Constant messages are sent between the brain and the digestive system that assist regulate eating and other actions. This enormous communication system, which has been linked to numerous neurological illnesses, affects our mental health as well.


These stretchable fibers can be utilized to modify and see the connections between the brain and the digestive system since they are embedded with sensors and light sources. Credit: The researchers' kind permission

"What's fascinating about this is that we now have technology that can influence gut health and actions like feeding. More significantly, says Polina Anikeeva, professor of brain and cognitive sciences, director of the K. Lisa Yang Brain-Body Center, associate director of MIT's Research Laboratory of Electronics, and associate member of the McGovern Institute, "we have the ability to start accessing the crosstalk between the gut and the brain with the millisecond precision of optogenetics, and we can do it in behaving animals."

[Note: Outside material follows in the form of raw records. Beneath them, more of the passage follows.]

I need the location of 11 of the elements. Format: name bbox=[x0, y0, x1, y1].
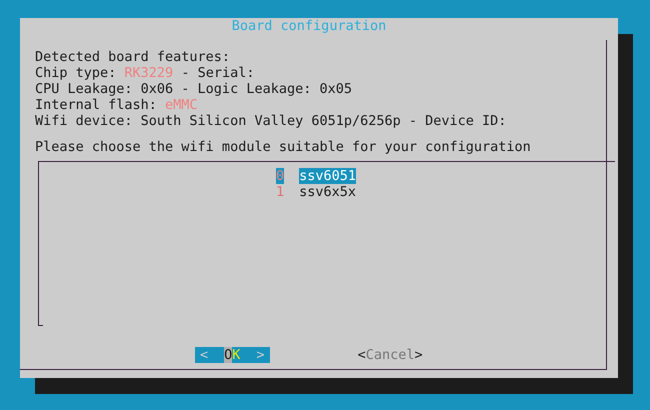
info-line: Chip type: RK3229 - Serial: bbox=[35, 65, 256, 81]
info-line: Internal flash: eMMC bbox=[35, 97, 199, 113]
prompt-text: Please choose the wifi module suitable for your configuration bbox=[35, 139, 532, 155]
info-line: Detected board features: bbox=[35, 49, 232, 65]
menu-item[interactable]: ssv6x5x bbox=[299, 184, 356, 200]
cancel-button[interactable]: <Cancel> bbox=[352, 347, 428, 363]
info-line: CPU Leakage: 0x06 - Logic Leakage: 0x05 bbox=[35, 81, 353, 97]
dialog-title: Board configuration bbox=[232, 18, 386, 34]
ok-button[interactable]: < OK > bbox=[195, 347, 270, 363]
menu-item[interactable]: ssv6051 bbox=[299, 168, 356, 184]
info-line: Wifi device: South Silicon Valley 6051p/6256p - Device ID: bbox=[35, 113, 508, 129]
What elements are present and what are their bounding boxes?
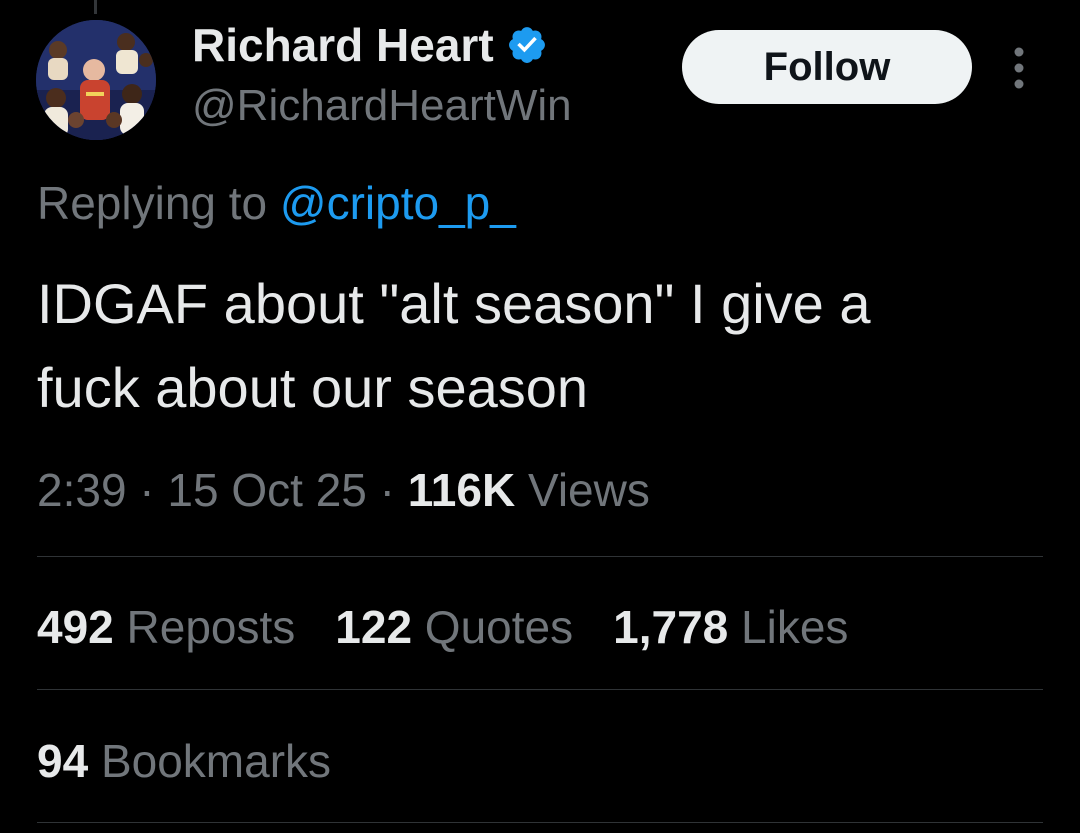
likes-label: Likes (728, 601, 849, 653)
avatar[interactable] (36, 20, 156, 140)
verified-badge-icon[interactable] (506, 24, 548, 66)
reposts-count: 492 (37, 601, 114, 653)
more-vertical-icon[interactable] (1004, 44, 1034, 92)
author-display-name[interactable]: Richard Heart (192, 18, 494, 72)
tweet-text: IDGAF about "alt season" I give a fuck a… (37, 272, 871, 419)
likes-stat[interactable]: 1,778 Likes (613, 598, 848, 656)
author-name-row: Richard Heart (192, 18, 548, 72)
follow-button[interactable]: Follow (682, 30, 972, 104)
tweet-meta: 2:39 · 15 Oct 25 · 116K Views (37, 462, 650, 518)
thread-connector-line (94, 0, 97, 14)
meta-separator: · (366, 464, 408, 516)
replying-to-label: Replying to (37, 177, 280, 229)
tweet-time[interactable]: 2:39 (37, 464, 127, 516)
views-label: Views (515, 464, 650, 516)
replying-to-line: Replying to @cripto_p_ (37, 176, 516, 230)
divider (37, 822, 1043, 823)
quotes-stat[interactable]: 122 Quotes (335, 598, 573, 656)
engagement-stats: 492 Reposts 122 Quotes 1,778 Likes (37, 598, 848, 656)
bookmarks-stat[interactable]: 94 Bookmarks (37, 732, 331, 790)
reply-to-handle-link[interactable]: @cripto_p_ (280, 177, 516, 229)
divider (37, 556, 1043, 557)
bookmarks-count: 94 (37, 735, 89, 787)
likes-count: 1,778 (613, 601, 729, 653)
quotes-count: 122 (335, 601, 413, 653)
quotes-label: Quotes (412, 601, 574, 653)
tweet-detail: Richard Heart @RichardHeartWin Follow Re… (0, 0, 1080, 833)
reposts-stat[interactable]: 492 Reposts (37, 598, 295, 656)
author-handle[interactable]: @RichardHeartWin (192, 80, 572, 132)
meta-separator: · (126, 464, 168, 516)
tweet-date[interactable]: 15 Oct 25 (167, 464, 366, 516)
divider (37, 689, 1043, 690)
avatar-group-photo (36, 20, 156, 140)
reposts-label: Reposts (113, 601, 296, 653)
bookmarks-label: Bookmarks (88, 735, 332, 787)
views-count: 116K (407, 464, 516, 516)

The new study, which was released on June 22 in the journal Nature Biotechnology, is led by senior author Anikeeva. Atharva Sahasrabudhe, an MIT graduate student, Laura Rupprecht, a postdoc at Duke University, Sirma Orguc, an MIT postdoc, and former MIT postdoc Tural Khudiyev are the paper's lead authors

Connecting The Brain and Body :

The K. Lisa Yang Brain-Body Center was established by the McGovern Institute last year to investigate the interactions between the brain and other bodily organs. The purpose of the center's research is to create new treatments for a range of disorders by shedding light on how these connections influence behavior and general health.

Anikeeva claims that there is constant, bidirectional communication between the body and the brain. "For a very long time, we believed that the brain is a tyrant that dictates everything and delivers output into the organs. But as we now know, the brain receives a lot of feedback. This feedback may regulate some of the mental processes that we previously thought were solely under the control of the central nervous system.